Management believes Adjusted EBITDA and Adjusted Free Cash Flow are useful financial metrics to assess operating performance on a cash basis before the impact of non-cash and extraordinary one-time items.
About Nimble5
Nimble5 uses proprietary AI powered software to create advertisements, manage advertisement placement, select targeted keyword placements, optimize return on advertising spend and channel users to the appropriate end advertiser.
About Ionik
Ionik, a Tier 1 Issuer on the TSX Venture Exchange, with shares also trading on OTCQX® Best Market, is a data-driven performance marketing technology company focused on assembling the most effective and complete suite of advertising, marketing and monetization solutions for brands, advertisers and publishers while building an extensive proprietary repository of opted-in first party data.
Additional information about the Company is available at www.sedarplus.ca.

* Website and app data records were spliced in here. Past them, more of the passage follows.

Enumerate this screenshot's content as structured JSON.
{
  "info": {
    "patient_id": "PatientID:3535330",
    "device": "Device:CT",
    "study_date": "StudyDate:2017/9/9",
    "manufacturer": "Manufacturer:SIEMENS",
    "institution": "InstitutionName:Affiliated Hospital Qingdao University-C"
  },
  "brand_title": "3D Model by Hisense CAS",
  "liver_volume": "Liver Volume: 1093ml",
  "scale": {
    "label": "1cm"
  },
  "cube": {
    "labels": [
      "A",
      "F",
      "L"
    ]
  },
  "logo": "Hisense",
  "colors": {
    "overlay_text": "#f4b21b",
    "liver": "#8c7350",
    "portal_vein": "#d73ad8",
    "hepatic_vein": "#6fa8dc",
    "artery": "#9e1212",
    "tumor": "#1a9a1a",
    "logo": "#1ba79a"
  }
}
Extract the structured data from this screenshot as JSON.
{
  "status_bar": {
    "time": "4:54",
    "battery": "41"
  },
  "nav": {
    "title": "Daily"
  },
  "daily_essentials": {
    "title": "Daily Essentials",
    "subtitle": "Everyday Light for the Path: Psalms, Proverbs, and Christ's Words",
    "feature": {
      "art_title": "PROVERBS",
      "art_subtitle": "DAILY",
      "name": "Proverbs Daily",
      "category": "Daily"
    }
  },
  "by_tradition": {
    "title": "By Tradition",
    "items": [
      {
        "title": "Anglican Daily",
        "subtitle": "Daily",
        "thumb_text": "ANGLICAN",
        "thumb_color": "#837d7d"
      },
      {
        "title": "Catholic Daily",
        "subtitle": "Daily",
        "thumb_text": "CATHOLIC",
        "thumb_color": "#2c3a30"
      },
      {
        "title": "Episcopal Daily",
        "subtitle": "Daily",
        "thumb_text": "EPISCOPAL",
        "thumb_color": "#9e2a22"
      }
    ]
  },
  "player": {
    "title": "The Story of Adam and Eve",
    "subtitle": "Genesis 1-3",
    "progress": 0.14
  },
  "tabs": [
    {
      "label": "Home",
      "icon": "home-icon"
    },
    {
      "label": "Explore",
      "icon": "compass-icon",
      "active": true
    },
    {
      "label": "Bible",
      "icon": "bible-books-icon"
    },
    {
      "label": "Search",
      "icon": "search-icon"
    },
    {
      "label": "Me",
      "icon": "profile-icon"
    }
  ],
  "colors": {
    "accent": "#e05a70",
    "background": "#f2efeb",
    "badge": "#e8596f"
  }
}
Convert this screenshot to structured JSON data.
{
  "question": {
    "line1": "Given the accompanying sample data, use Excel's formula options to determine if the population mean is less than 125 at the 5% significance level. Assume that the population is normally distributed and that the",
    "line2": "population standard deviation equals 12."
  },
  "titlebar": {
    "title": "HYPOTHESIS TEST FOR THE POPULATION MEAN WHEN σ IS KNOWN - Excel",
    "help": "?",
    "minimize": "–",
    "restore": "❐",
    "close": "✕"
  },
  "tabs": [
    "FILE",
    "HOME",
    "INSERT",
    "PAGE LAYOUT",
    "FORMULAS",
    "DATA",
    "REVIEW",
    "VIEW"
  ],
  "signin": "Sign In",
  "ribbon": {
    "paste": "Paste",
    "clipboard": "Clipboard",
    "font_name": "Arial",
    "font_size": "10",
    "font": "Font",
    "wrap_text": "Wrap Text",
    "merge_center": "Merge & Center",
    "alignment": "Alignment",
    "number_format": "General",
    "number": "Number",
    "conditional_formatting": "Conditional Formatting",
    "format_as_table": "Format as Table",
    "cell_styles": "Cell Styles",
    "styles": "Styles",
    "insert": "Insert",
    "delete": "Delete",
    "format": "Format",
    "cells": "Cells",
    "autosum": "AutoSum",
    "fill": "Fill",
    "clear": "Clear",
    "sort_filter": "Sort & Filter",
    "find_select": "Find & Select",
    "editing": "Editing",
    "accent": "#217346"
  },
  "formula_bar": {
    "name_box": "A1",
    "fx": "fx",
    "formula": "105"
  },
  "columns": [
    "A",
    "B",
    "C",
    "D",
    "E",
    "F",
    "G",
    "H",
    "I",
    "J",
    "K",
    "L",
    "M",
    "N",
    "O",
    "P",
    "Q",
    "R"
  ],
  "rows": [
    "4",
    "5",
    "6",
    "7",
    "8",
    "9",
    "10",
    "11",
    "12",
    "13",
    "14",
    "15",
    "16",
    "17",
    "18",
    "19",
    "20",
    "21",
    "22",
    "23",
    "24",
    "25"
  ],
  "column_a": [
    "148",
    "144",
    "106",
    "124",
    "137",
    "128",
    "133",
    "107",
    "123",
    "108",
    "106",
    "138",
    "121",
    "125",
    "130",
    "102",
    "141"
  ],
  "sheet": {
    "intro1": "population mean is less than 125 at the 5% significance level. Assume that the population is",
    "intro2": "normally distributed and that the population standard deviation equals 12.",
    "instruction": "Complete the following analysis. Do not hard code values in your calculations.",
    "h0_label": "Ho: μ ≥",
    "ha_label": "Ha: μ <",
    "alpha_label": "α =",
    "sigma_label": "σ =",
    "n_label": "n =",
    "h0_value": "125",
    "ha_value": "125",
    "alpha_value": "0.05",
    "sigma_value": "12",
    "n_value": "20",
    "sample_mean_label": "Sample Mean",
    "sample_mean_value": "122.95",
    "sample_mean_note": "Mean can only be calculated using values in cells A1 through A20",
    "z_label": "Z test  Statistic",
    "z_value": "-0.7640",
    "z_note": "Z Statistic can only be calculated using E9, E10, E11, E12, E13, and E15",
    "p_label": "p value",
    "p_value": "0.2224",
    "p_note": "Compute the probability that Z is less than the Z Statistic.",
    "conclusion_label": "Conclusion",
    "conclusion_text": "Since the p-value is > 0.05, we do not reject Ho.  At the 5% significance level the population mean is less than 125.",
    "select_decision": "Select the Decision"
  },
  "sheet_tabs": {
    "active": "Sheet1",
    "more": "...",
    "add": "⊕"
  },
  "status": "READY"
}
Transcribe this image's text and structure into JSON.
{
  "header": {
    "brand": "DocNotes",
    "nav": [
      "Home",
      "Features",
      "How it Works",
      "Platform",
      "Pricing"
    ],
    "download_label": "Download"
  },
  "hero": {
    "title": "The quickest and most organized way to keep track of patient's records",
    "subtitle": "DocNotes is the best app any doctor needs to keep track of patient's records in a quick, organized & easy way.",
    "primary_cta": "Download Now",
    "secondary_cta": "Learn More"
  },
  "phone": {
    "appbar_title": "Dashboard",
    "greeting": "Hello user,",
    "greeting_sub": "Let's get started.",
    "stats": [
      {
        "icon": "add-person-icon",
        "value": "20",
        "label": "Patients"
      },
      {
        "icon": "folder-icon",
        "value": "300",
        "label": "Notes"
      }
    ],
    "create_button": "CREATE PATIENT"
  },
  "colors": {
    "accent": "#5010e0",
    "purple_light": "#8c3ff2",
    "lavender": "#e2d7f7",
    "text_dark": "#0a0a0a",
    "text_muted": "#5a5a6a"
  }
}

Neither the TSX Venture Exchange nor its Regulation Services Provider (as that term is defined in the policies of the TSX Venture Exchange) accepts responsibility for the adequacy or accuracy of this release.
Cautionary Statement Regarding Forward-Looking Information
Certain information in this news release constitutes forward-looking statements and forward-looking information under applicable Canadian securities legislation (collectively, "forward-looking information"). Forward-looking information includes, but is not limited to, statements with respect to the business, financials and operations of the Company and is often identified by the words "may", "would", "could", "should", "will", "intend", "plan", "anticipate", "believe", "estimate", "expect" or similar expressions. Statements containing forward-looking information are not historical facts but instead represent management's expectations, estimates and projections regarding future events. Forward-looking information is necessarily based on a number of opinions, assumptions and estimates that, while considered reasonable by the Company as of the date of this news release, are subject to known and unknown risks, uncertainties, assumptions and other factors that may cause the actual results, level of activity, performance or achievements and future events to be materially different from those expressed or implied by such forward-looking information, including but not limited to the factors described in greater detail in the public documents of the Company available at www.sedar.com. Although the Company has attempted to identify important risks, uncertainties and factors which could cause actual results to differ materially, there may be others that cause results not to be as anticipated, estimated or intended. Investors are cautioned that undue reliance should not be placed on any such information, as unknown or unpredictable factors could have material adverse effects on future results, performance or achievements of the Company. The Company does not intend, and does not assume any obligation, to update this forward-looking information except as otherwise required by applicable law.